The Stats on Factory Farming
70: Percentage of the Amazon rainforest converted into grazing land to keep up with demand for meat.
110,000: Number of fish killed when an open-air animal waste lagoon spilled in Illinois in 2011.
250: Average annual egg production of a factory hen—compared to 80-150 a century ago—due to selective breeding and added hormones.
5-6 months: Age at which a male pig is slaughtered for meat. They’re taken from their mother hours after birth and castrated, their tails cut off without anesthesia—and then they’re fattened as quickly as possible.

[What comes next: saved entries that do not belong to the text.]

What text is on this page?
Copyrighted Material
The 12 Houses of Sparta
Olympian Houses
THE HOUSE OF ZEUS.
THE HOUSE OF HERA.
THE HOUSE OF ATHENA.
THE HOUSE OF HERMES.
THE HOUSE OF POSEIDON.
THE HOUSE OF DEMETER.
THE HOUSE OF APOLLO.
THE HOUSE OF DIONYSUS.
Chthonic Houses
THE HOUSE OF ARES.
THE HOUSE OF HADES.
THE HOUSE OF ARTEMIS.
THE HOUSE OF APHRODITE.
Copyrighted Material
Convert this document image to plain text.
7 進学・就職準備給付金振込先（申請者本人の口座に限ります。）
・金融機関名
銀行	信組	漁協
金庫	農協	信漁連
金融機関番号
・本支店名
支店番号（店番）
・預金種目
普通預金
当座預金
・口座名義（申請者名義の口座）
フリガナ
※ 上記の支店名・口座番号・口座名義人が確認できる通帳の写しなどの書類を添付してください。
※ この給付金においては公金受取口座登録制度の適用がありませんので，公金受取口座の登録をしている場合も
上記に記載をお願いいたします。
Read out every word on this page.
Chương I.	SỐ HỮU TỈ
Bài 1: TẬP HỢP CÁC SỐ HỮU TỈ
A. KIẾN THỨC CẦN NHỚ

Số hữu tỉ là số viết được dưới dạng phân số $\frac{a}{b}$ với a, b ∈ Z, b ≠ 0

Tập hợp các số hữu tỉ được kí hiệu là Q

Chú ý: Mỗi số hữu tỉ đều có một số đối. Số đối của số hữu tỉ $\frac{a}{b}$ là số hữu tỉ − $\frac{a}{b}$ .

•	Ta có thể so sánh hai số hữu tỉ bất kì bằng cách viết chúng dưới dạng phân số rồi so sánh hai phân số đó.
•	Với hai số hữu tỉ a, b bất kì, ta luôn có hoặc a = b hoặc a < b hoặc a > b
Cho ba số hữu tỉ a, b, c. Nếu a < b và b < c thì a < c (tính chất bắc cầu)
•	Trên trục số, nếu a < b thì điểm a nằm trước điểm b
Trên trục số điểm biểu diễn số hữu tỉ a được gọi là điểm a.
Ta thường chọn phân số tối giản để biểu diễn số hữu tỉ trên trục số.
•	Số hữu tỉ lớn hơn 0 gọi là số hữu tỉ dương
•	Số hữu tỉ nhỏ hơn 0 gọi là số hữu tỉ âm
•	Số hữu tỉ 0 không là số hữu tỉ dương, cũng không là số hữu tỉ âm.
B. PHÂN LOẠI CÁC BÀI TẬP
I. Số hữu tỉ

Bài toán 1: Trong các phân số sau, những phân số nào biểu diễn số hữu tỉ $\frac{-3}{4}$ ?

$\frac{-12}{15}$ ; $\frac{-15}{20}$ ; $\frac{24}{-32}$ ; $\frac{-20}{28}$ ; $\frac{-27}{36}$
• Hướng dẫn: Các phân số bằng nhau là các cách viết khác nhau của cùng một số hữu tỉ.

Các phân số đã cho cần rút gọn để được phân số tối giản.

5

7 months: Average age at which a factory sow is first artificially impregnated. “Then they’re kept pregnant or nursing their entire life in tiny gestation crates where they can’t even turn around to see their piglets,” says Johnson. “They literally go nuts. They chew even though there’s nothing in their mouth. It’s not a good life.”
Get Involved
Giving rescued farm animals a safe, comfortable place to live out their remaining years is one of the goals of Spring Farm Sanctuary. Another is to inspire change through education. Here are some of the team’s suggestions for making a difference.
Change your diet.
Some people have become vegetarian or vegan because of a visit to Spring Farm Sanctuary. Another option is to cut back on your meat and animal-derived food consumption: waste less, increase the ratio of plant-based foods you’re consuming or simply opt out of meat more often. Meatless Monday, maybe?
Take a tour.
Get to know an animal face-to-face on one of the tours offered Saturdays, May–October, at Spring Farm. “We go pen to pen, story to story. People give the animals treats and look them in the eye,” says Johnson. “Paul McCartney famously said, ‘If slaughterhouses had glass walls, we’d all be vegetarians.’ For a lot of people, it’s the first time they’ve ever been eye-to-eye with a cow. Sometimes, it’s just ‘out of sight, out of mind.’”
Support the farm.
Spring Farm Sanctuary is a donor-supported 501(c)3 organization. Give a one-time gift or sponsor a specific animal. Volunteer to clean pens or give tours. Put your Amazon Prime account to good use by sending a few items from the farm’s online wish list, or donate produce. “We give fresh fruits and veggies every day,” Johnson says. “They love the good stuff.”